The Conceptual Problem Underneath the Tooling Gap

The monitoring gap isn't fundamentally a tooling failure. The tools could be written. The gap persists because most engineering teams are operating under a mental model that was correct for the systems they built before.

"No alert means working." That model was built for code that fails loudly. Exceptions propagate. Status codes carry meaning. Latency spikes are detectable. The heuristic was reliable enough that it became reflex: if the dashboard is green, the system is healthy.

Agents fail quietly. They produce outputs that are structurally valid, statistically reasonable, and semantically wrong — and they do it silently, consistently, invisibly, in ways that accumulate across thousands of transactions before the aggregate pattern becomes undeniable. The 23% misrouting rate in the opening scenario didn't happen because something broke. It happened because something was wrong from the start, and "wrong" isn't an event that existing monitoring detects.

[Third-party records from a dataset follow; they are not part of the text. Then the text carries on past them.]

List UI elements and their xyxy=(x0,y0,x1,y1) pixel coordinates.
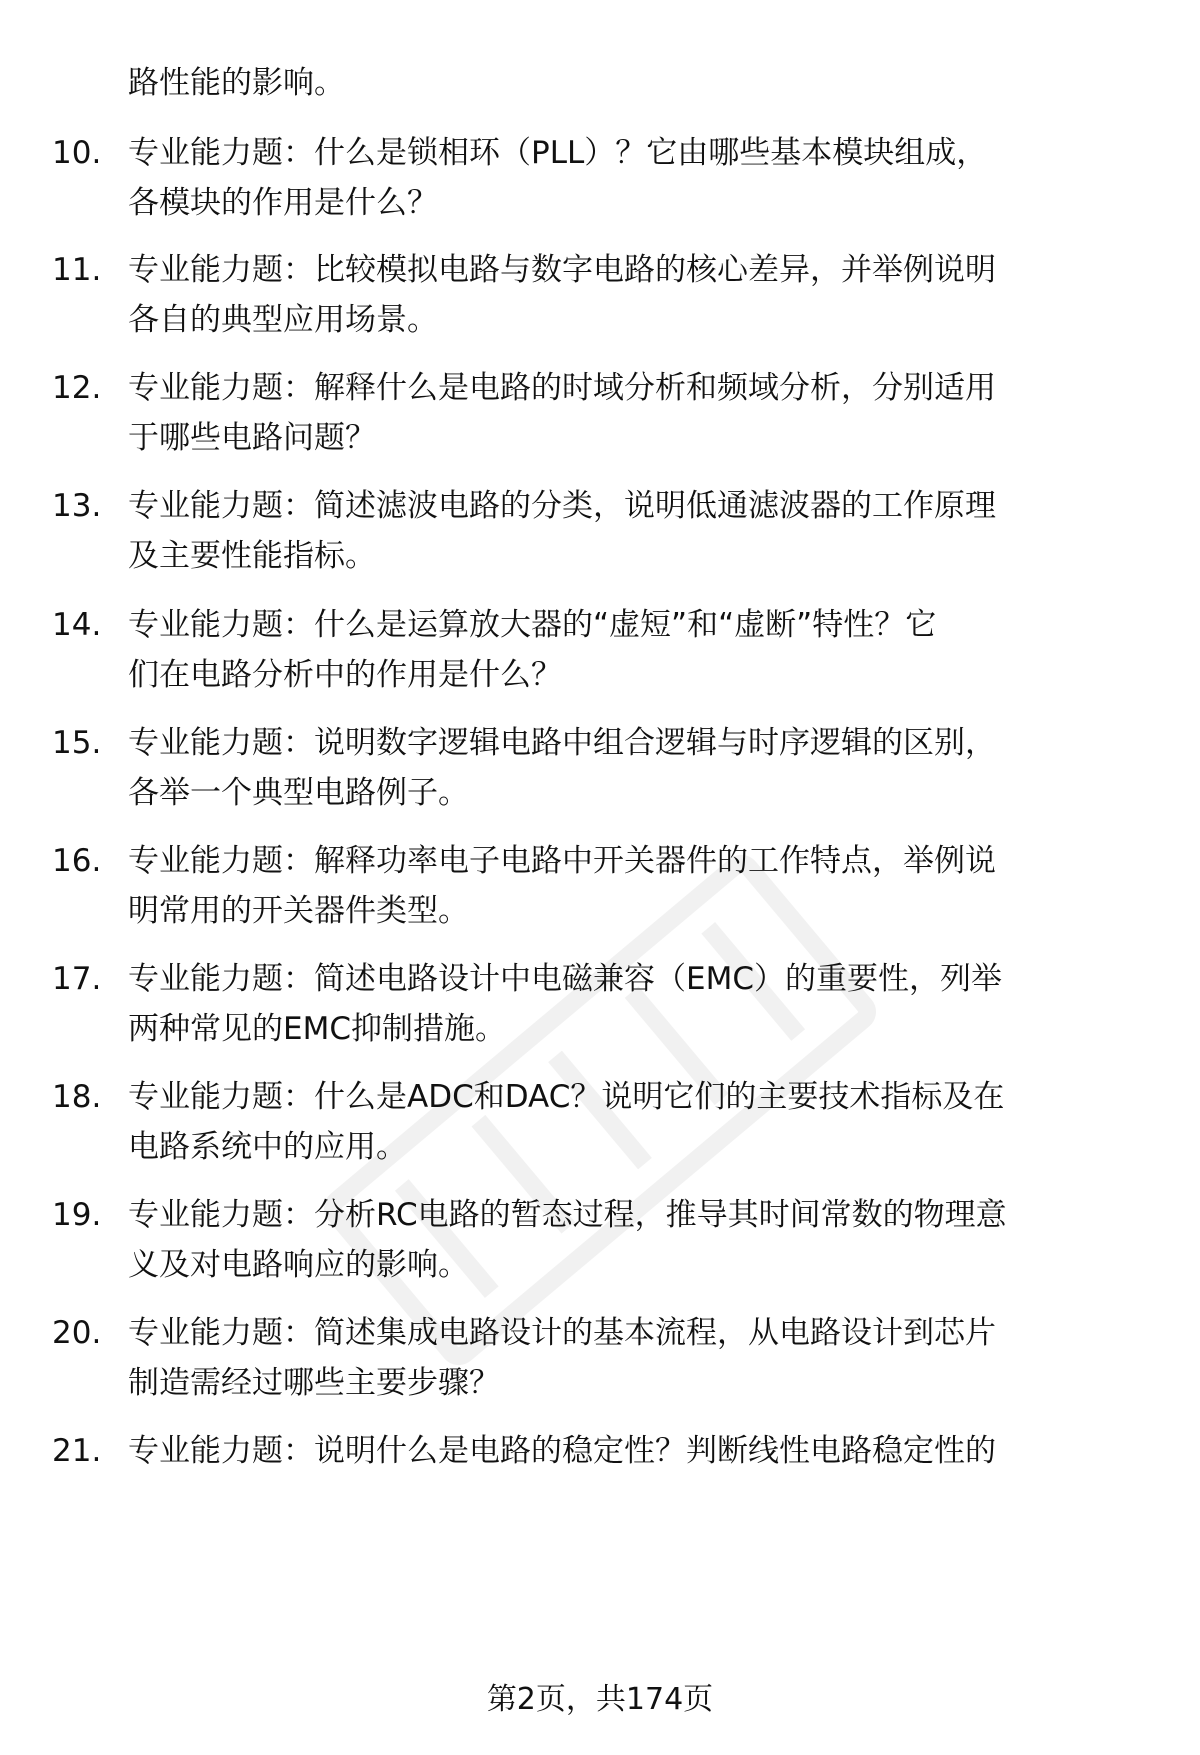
item-text xyxy=(128,954,1148,1054)
text-line: 义及对电路响应的影响。 xyxy=(128,1247,469,1283)
item-number: 14. xyxy=(52,607,102,643)
text-line: 专业能力题：分析RC电路的暂态过程，推导其时间常数的物理意 xyxy=(128,1197,1007,1233)
item-number: 18. xyxy=(52,1079,102,1115)
text-line: 各自的典型应用场景。 xyxy=(128,302,438,338)
text-line: 各举一个典型电路例子。 xyxy=(128,775,469,811)
item-text xyxy=(128,363,1148,463)
text-line: 专业能力题：说明什么是电路的稳定性？判断线性电路稳定性的 xyxy=(128,1433,996,1469)
item-text xyxy=(128,481,1148,581)
item-number: 20. xyxy=(52,1315,102,1351)
text-line: 明常用的开关器件类型。 xyxy=(128,893,469,929)
text-line: 及主要性能指标。 xyxy=(128,538,376,574)
item-number: 19. xyxy=(52,1197,102,1233)
text-line: 制造需经过哪些主要步骤？ xyxy=(128,1365,500,1401)
text-line: 专业能力题：简述集成电路设计的基本流程，从电路设计到芯片 xyxy=(128,1315,996,1351)
item-text xyxy=(128,1426,1148,1476)
item-text xyxy=(128,1308,1148,1408)
text-line: 专业能力题：简述电路设计中电磁兼容（EMC）的重要性，列举 xyxy=(128,961,1002,997)
item-number: 17. xyxy=(52,961,102,997)
item-number: 10. xyxy=(52,135,102,171)
item-text xyxy=(128,600,1148,700)
item-text xyxy=(128,836,1148,936)
text-line: 各模块的作用是什么？ xyxy=(128,185,438,221)
item-text xyxy=(128,128,1148,228)
item-text xyxy=(128,718,1148,818)
text-line: 专业能力题：解释功率电子电路中开关器件的工作特点，举例说 xyxy=(128,843,996,879)
item-number: 16. xyxy=(52,843,102,879)
item-number: 15. xyxy=(52,725,102,761)
text-line: 两种常见的EMC抑制措施。 xyxy=(128,1011,506,1047)
text-line: 专业能力题：简述滤波电路的分类，说明低通滤波器的工作原理 xyxy=(128,488,996,524)
text-line: 电路系统中的应用。 xyxy=(128,1129,407,1165)
continued-text: 路性能的影响。 xyxy=(128,65,345,101)
page-footer: 第2页，共174页 xyxy=(486,1682,714,1717)
text-line: 专业能力题：比较模拟电路与数字电路的核心差异，并举例说明 xyxy=(128,252,996,288)
text-line: 专业能力题：解释什么是电路的时域分析和频域分析，分别适用 xyxy=(128,370,996,406)
item-text xyxy=(128,1190,1148,1290)
text-line: 们在电路分析中的作用是什么？ xyxy=(128,657,562,693)
item-text xyxy=(128,245,1148,345)
text-line: 专业能力题：什么是锁相环（PLL）？它由哪些基本模块组成， xyxy=(128,135,988,171)
item-number: 12. xyxy=(52,370,102,406)
text-line: 专业能力题：说明数字逻辑电路中组合逻辑与时序逻辑的区别， xyxy=(128,725,996,761)
text-line: 于哪些电路问题？ xyxy=(128,420,376,456)
text-line: 专业能力题：什么是ADC和DAC？说明它们的主要技术指标及在 xyxy=(128,1079,1005,1115)
text-line: 专业能力题：什么是运算放大器的“虚短”和“虚断”特性？它 xyxy=(128,607,937,643)
item-text xyxy=(128,1072,1148,1172)
item-number: 21. xyxy=(52,1433,102,1469)
item-number: 11. xyxy=(52,252,102,288)
item-number: 13. xyxy=(52,488,102,524)
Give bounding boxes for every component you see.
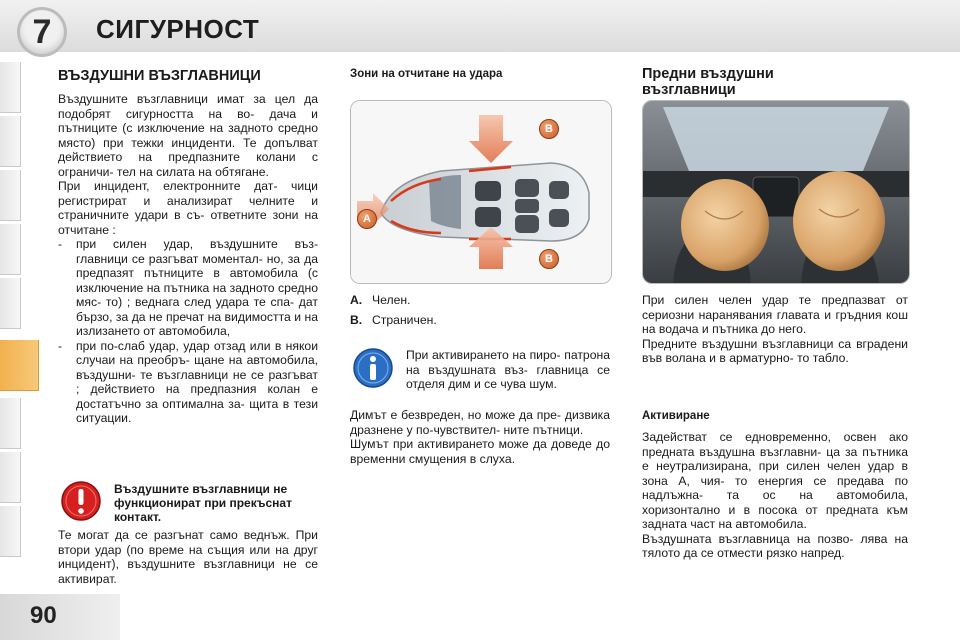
impact-zones-diagram bbox=[350, 100, 612, 284]
chapter-badge bbox=[20, 10, 64, 54]
side-tab[interactable] bbox=[0, 278, 21, 329]
paragraph: Задействат се едновременно, освен ако предната въздушна възглавни- ца за пътника е неутрализирана, при силен челен удар в зона A, чия- то енергия се предава по надлъжна- та ос на автомобила, хоризонтално и в посока от предната към задната част на автомобила. bbox=[642, 430, 908, 531]
paragraph: Шумът при активирането може да доведе до временни смущения в слуха. bbox=[350, 437, 610, 466]
legend-row bbox=[350, 293, 411, 307]
car-top-view-illustration bbox=[351, 101, 611, 283]
paragraph: При инцидент, електронните дат- чици регистрират и анализират челните и страничните удари в съ- ответните зони на отчитане : bbox=[58, 179, 318, 237]
warning-icon bbox=[60, 480, 102, 522]
legend-key: B. bbox=[350, 313, 363, 327]
side-tab[interactable] bbox=[0, 224, 21, 275]
legend-key: A. bbox=[350, 293, 363, 307]
legend-label: Челен. bbox=[372, 293, 411, 307]
activation-heading: Активиране bbox=[642, 410, 710, 422]
legend-label: Страничен. bbox=[372, 313, 437, 327]
chapter-title: СИГУРНОСТ bbox=[96, 14, 260, 44]
side-tab[interactable] bbox=[0, 170, 21, 221]
front-airbags-text bbox=[642, 293, 908, 366]
side-tab[interactable] bbox=[0, 398, 21, 449]
side-tab-active[interactable] bbox=[0, 340, 39, 391]
paragraph: При силен челен удар те предпазват от сериозни наранявания главата и гръдния кош на водача и пътника до него. bbox=[642, 293, 908, 336]
list-item-text: при по-слаб удар, удар отзад или в някои случаи на преобръ- щане на автомобила, въздушни- те възглавници не се разгъват ; действието на предпазния колан е достатъчно за оптимална за- щита в тези ситуации. bbox=[76, 338, 318, 425]
info-icon bbox=[352, 347, 394, 389]
activation-text bbox=[642, 430, 908, 561]
front-airbags-photo bbox=[642, 100, 910, 284]
deployed-airbags-illustration bbox=[643, 101, 909, 283]
zone-b-marker: B bbox=[539, 119, 559, 139]
warning-text: Те могат да се разгънат само веднъж. При втори удар (по време на същия или на друг инцидент), въздушните възглавници не се активират. bbox=[58, 528, 318, 586]
front-airbags-heading: Предни въздушни възглавници bbox=[642, 66, 774, 98]
side-tab[interactable] bbox=[0, 452, 21, 503]
list-item: - при силен удар, въздушните въз- главници се разгъват моментал- но, за да предпазят пътниците в автомобила (с изключение на пътника на задното средно мяс- то) ; веднага след удара те спа- дат бързо, за да не пречат на видимостта и на излизането от автомобила, bbox=[58, 237, 318, 338]
smoke-notes bbox=[350, 408, 610, 466]
page-number-bg bbox=[0, 594, 120, 640]
page-number: 90 bbox=[30, 602, 57, 629]
list-item-text: при силен удар, въздушните въз- главници се разгъват моментал- но, за да предпазят пътниците в автомобила (с изключение на пътника на задното средно мяс- то) ; веднага след удара те спа- дат бързо, за да не пречат на видимостта и на излизането от автомобила, bbox=[76, 237, 318, 338]
impact-zones-heading: Зони на отчитане на удара bbox=[350, 68, 503, 80]
info-text: При активирането на пиро- патрона на въздушната въз- главница се отделя дим и се чува шум. bbox=[406, 348, 610, 391]
zone-b-marker: B bbox=[539, 249, 559, 269]
side-tab[interactable] bbox=[0, 506, 21, 557]
side-tab[interactable] bbox=[0, 116, 21, 167]
airbags-intro bbox=[58, 92, 318, 426]
zone-a-marker: A bbox=[357, 209, 377, 229]
paragraph: Въздушните възглавници имат за цел да подобрят сигурността на во- дача и пътниците (с изключение на задното средно място) при тежки инциденти. Те допълват действието на предпазните колани с ограничи- тел на силата на обтягане. bbox=[58, 92, 318, 179]
legend-row bbox=[350, 313, 437, 327]
chapter-number: 7 bbox=[32, 12, 52, 51]
side-tab[interactable] bbox=[0, 62, 21, 113]
paragraph: Въздушната възглавница на позво- лява на тялото да се отмести рязко напред. bbox=[642, 531, 908, 560]
list-item: - при по-слаб удар, удар отзад или в някои случаи на преобръ- щане на автомобила, въздушни- те възглавници не се разгъват ; действието на предпазния колан е достатъчно за оптимална за- щита в тези ситуации. bbox=[58, 338, 318, 425]
paragraph: Предните въздушни възглавници са вградени във волана и в арматурно- то табло. bbox=[642, 336, 908, 365]
airbags-heading: ВЪЗДУШНИ ВЪЗГЛАВНИЦИ bbox=[58, 68, 261, 84]
paragraph: Димът е безвреден, но може да пре- дизвика дразнене у по-чувствител- ните пътници. bbox=[350, 408, 610, 437]
warning-title: Въздушните възглавници не функционират при прекъснат контакт. bbox=[114, 482, 292, 524]
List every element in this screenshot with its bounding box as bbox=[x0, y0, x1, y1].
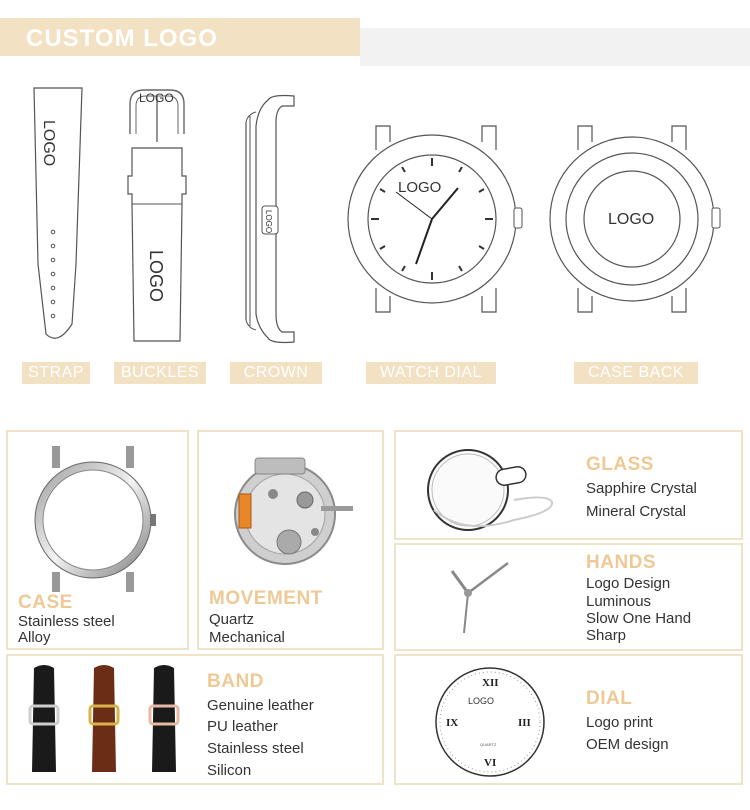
dial-item-0: Logo print bbox=[586, 714, 653, 731]
hands-illustration bbox=[444, 555, 534, 645]
strap-illustration bbox=[30, 84, 90, 354]
dial-mini-logo: LOGO bbox=[468, 696, 495, 706]
band-item-3: Silicon bbox=[207, 762, 252, 779]
dial-numeral-3: III bbox=[518, 717, 531, 729]
buckle-illustration bbox=[124, 86, 194, 346]
dial-box bbox=[394, 654, 743, 785]
hands-box bbox=[394, 543, 743, 651]
case-box bbox=[6, 430, 189, 650]
case-back-logo-text: LOGO bbox=[608, 211, 655, 228]
dial-title: DIAL bbox=[586, 688, 633, 709]
movement-item-1: Mechanical bbox=[209, 629, 285, 646]
movement-box bbox=[197, 430, 384, 650]
hands-title: HANDS bbox=[586, 552, 657, 573]
case-item-1: Alloy bbox=[18, 629, 51, 646]
hands-item-3: Sharp bbox=[586, 627, 627, 644]
buckles-label: BUCKLES bbox=[114, 362, 206, 384]
case-back-label: CASE BACK bbox=[574, 362, 698, 384]
dial-quartz-text: QUARTZ bbox=[480, 742, 497, 747]
glass-item-0: Sapphire Crystal bbox=[586, 480, 697, 497]
case-item-0: Stainless steel bbox=[18, 613, 115, 630]
band-item-0: Genuine leather bbox=[207, 697, 314, 714]
hands-item-1: Luminous bbox=[586, 593, 652, 610]
watch-dial-illustration bbox=[346, 124, 526, 314]
buckle-strap-logo-text: LOGO bbox=[146, 250, 166, 303]
case-illustration bbox=[32, 444, 162, 594]
glass-title: GLASS bbox=[586, 454, 654, 475]
page-title: CUSTOM LOGO bbox=[26, 25, 218, 52]
case-back-illustration bbox=[548, 124, 728, 314]
band-illustration bbox=[22, 662, 202, 782]
dial-item-1: OEM design bbox=[586, 736, 669, 753]
crown-logo-text: LOGO bbox=[264, 210, 273, 234]
band-item-2: Stainless steel bbox=[207, 740, 304, 757]
watch-dial-label: WATCH DIAL bbox=[366, 362, 496, 384]
dial-logo-text: LOGO bbox=[398, 179, 442, 196]
glass-box bbox=[394, 430, 743, 540]
movement-illustration bbox=[225, 450, 355, 580]
band-box bbox=[6, 654, 384, 785]
header-band-gray bbox=[360, 28, 750, 66]
buckle-logo-text: LOGO bbox=[139, 91, 174, 105]
glass-item-1: Mineral Crystal bbox=[586, 503, 687, 520]
crown-label: CROWN bbox=[230, 362, 322, 384]
movement-item-0: Quartz bbox=[209, 611, 255, 628]
dial-numeral-12: XII bbox=[482, 677, 499, 689]
band-title: BAND bbox=[207, 671, 264, 692]
dial-numeral-9: IX bbox=[446, 717, 459, 729]
strap-label: STRAP bbox=[22, 362, 90, 384]
strap-logo-text: LOGO bbox=[40, 120, 57, 167]
hands-item-0: Logo Design bbox=[586, 575, 671, 592]
glass-illustration bbox=[424, 440, 564, 540]
dial-numeral-6: VI bbox=[484, 757, 497, 769]
band-item-1: PU leather bbox=[207, 718, 278, 735]
case-title: CASE bbox=[18, 592, 73, 613]
crown-illustration bbox=[238, 92, 298, 352]
hands-item-2: Slow One Hand bbox=[586, 610, 692, 627]
movement-title: MOVEMENT bbox=[209, 588, 323, 609]
dial-illustration bbox=[430, 662, 550, 782]
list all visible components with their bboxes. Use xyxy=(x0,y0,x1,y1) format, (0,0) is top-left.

Shifting the mental model requires adding a new instrument: one that evaluates meaning, not just execution. This is genuinely new territory. There's no fifteen-year-old standard practice to inherit, no playbook that's been validated across enough production deployments to call mature. Teams deploying agents while skipping the evaluation layer are discovering this the same way the support team discovered their misrouted tickets — by investigating a hunch, auditing outputs manually, and finding a failure that the dashboard had been hiding for weeks.

The discipline of semantic instrumentation exists. It's just not common yet.

Your monitoring is only as good as your definition of "correct." For agents, you probably haven't written that definition yet.